Встала с места и подошла к нему поближе. На улице уже смеркалось. И я увидела ту красоту, о которой говорил Тан. Но не она сейчас меня волновала.

- Когда твои глаза светятся? – я подошла почти вплотную к нему.

- Они светятся, когда превращаюсь, - он тоже не сводил с меня взгляд, - а моя сущность выходит тогда, когда я в гневе или дорогой мне человек в опасности.

- Если спрыгну с крыши, я увижу это?

- Ты же не собираешься этого делать?

- Но я хочу увидеть!

- Зачем?

- Этот янтарный свет – самое прекрасное, что я видела в жизни. И вообще, должна тебе сказать… - я замолчала.

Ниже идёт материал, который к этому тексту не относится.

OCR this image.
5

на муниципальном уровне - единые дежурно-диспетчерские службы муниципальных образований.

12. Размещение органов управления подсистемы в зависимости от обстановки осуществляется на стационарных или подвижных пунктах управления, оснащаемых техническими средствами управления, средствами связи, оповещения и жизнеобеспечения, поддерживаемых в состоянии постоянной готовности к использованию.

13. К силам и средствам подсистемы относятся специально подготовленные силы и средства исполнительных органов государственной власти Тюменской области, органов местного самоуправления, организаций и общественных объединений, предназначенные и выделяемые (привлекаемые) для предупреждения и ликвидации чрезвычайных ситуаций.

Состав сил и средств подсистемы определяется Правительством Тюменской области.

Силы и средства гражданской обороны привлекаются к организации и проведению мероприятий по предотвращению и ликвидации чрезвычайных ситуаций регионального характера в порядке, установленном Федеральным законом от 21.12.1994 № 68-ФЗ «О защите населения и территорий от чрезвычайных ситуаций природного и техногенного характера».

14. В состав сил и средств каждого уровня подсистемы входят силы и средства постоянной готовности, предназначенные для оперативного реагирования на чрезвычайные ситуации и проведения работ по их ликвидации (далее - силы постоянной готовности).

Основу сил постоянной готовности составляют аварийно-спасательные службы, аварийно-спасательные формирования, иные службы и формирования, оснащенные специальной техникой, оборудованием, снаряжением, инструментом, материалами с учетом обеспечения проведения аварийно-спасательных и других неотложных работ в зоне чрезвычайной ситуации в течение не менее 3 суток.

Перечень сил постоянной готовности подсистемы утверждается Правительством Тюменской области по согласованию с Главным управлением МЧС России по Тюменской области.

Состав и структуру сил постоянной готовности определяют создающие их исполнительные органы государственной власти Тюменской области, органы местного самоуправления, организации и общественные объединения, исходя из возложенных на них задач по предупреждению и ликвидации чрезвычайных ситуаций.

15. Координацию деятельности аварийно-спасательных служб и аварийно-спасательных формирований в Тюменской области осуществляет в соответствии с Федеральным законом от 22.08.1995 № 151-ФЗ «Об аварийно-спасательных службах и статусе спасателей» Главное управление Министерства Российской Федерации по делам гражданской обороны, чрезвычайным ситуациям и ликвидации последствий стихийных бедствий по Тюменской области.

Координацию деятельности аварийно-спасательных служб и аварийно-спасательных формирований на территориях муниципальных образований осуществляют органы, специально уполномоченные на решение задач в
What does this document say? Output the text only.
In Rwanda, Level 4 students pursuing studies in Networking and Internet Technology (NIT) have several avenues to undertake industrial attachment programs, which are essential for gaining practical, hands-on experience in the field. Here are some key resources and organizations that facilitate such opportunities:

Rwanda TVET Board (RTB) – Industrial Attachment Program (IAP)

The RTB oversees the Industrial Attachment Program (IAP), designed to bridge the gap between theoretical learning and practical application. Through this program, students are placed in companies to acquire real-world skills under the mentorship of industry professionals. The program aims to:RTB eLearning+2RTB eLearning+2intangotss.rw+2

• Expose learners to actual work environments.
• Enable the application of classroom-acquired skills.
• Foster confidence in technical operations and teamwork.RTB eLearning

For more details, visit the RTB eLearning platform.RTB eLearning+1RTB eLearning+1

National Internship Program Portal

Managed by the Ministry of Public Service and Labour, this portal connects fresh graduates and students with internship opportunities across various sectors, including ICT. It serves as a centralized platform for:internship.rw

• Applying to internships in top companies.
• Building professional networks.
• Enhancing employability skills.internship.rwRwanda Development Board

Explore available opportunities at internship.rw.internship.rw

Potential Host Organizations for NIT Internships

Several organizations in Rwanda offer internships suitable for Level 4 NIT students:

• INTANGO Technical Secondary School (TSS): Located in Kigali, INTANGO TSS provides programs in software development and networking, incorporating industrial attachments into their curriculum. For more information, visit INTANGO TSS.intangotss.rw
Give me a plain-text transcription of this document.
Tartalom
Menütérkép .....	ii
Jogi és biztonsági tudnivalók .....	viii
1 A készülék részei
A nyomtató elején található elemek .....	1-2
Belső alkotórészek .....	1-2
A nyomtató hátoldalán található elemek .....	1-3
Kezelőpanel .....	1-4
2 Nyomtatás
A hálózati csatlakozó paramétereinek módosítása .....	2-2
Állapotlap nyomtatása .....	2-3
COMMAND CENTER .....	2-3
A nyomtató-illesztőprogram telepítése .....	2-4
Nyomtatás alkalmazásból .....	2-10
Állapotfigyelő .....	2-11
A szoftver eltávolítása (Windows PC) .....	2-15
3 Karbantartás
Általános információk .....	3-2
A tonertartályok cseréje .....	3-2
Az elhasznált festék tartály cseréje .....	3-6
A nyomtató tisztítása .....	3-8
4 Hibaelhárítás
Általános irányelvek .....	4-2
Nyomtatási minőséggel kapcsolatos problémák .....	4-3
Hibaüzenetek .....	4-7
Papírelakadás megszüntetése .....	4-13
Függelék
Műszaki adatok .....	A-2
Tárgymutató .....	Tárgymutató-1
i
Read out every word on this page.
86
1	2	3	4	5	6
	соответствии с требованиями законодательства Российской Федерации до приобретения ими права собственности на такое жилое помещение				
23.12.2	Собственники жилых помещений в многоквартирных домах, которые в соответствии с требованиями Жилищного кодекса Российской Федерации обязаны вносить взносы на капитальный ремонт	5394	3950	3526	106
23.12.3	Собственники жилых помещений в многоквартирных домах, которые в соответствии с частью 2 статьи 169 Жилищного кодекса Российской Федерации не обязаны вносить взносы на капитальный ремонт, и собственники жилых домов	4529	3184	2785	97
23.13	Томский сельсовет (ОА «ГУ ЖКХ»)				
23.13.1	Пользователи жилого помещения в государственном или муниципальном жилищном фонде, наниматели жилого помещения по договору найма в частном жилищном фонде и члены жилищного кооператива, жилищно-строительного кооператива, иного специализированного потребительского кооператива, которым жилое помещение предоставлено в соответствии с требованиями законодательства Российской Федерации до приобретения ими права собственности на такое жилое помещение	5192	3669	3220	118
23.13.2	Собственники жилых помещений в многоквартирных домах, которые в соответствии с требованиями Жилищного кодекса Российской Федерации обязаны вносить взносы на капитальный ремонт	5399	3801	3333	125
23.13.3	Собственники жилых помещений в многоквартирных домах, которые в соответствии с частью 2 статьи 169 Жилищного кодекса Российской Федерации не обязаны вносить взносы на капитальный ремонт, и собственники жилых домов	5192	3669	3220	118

Подошла ещё ближе к Тану - он стоял, не шелохнувшись. Я поднялась на носочки, и моё лицо оказалось так близко к его лицу, что почувствовала щекотание на щеках от его щетины. Я закрыла глаза, и мои губы сами потянулись к его губам. Остановить их было не в моих силах. Через секунду наши губы слились. То ли от выпитого шампанского, то ли от того дивного аромата леса, привкус которого я ощутила и во рту, моя голова закружилась. Я почувствовала, как та самая армия бабочек, которая появляется лишь стоит Тану ко мне приблизиться, всегда удерживаемая мной, вдруг вырвалась наружу. Я сама почувствовала себя бабочкой, будто оторвалась от земли и повисла в воздухе, стоило лишь Тану положить руки мне на талию. Наши тела соприкоснулись. Моя дрожь передалась и Тану. Эта дрожь была самым прекрасным чувством, которое я когда-либо испытывала. Я открыла глаза и увидела вокруг нас непонятные серые пятна, которые хаотично передвигались. От них на крыше стало темно. Это были мотыльки. И с каждой секундой их становилось всё больше и больше. Я подумала, это галлюцинации от счастья. Но Тан, наверное, тоже их увидел. Потому как в ту самую минуту он отскочил от меня и стал оглядываться по сторонам. Мотыльки начали исчезать.